Gowan wriggled on his chair.

‘Quite so, quite so,’ said Parker, soothingly. He passed the back of his thumb carelessly down his own profile as he spoke. It was irregular, but the chin was reassuringly prominent. He was clean-shaven and could, he felt, stand it reasonably well.

‘Next day,’ said Gowan, ‘we heard the news about Campbell’s death. Naturally, we never thought but that it was an accident, but we did realise that it was just possible somebody might want to ask me whether I’d seen him the evening before. It was then that Alcock had his bright idea.
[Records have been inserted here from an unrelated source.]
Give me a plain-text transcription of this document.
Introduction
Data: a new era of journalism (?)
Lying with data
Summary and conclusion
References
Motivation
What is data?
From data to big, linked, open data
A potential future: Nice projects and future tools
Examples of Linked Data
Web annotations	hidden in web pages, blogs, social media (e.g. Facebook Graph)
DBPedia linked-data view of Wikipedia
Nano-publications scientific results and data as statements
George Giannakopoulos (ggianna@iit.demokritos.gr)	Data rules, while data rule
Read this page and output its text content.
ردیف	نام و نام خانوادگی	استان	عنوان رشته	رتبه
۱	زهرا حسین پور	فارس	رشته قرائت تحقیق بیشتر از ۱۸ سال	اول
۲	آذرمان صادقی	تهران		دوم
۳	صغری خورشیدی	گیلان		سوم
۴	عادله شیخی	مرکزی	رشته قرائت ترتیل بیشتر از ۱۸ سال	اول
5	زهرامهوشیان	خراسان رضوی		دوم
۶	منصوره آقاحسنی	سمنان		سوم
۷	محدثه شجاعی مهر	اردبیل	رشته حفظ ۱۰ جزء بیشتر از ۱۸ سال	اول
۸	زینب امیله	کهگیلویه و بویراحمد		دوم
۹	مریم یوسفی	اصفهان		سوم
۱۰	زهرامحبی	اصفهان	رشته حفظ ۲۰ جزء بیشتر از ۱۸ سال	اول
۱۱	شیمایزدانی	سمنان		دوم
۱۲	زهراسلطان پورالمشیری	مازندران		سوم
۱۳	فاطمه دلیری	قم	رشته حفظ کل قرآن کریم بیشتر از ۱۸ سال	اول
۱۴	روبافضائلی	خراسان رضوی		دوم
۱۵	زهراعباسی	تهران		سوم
Hammond had actually been over to Dumfries the evening before at about 8.45 to do an errand, and Alcock suggested that he should tell everybody that I’d taken the 8.45 to Carlisle. Hammond was quite game to back up the story, and as people would have seen the car go, it all looked quite plausible. Of course there was the chance that I’d been seen driving home later than that, but we thought we could bluff that out as mistaken identity. Apparently the question didn’t crop up?’

‘Oddly eneugh,’ said Macpherson, ‘it didna. At least, not while a gude bit later.’

‘No. Well, Alcock was marvellous. He suggested that I should send a letter off by Tuesday afternoon’s post, addressed to a friend in London — you know, Chief Inspector, Major Aylwin, through whom you got on my track — enclosing a letter from me to Alcock with directions that it was to be posted immediately. The letter was written as from my club, telling Alcock that he and Hammond could take the saloon and go for a holiday, as I should be detained for some time in Town. The idea was that they should smuggle me away with them in the car and drop me just outside Castle Douglas, in time to catch the train to Town. I knew that I should never be recognised there without my beard, though, of course, Hammond or the car might have been identified. The letter duly came back to Alcock by the second post on Thursday, and we carried out the rest of the plan that night. Did it work?’

‘Not altogether,’ said Macpherson, drily. ‘We made oot that part o’t pretty weel.’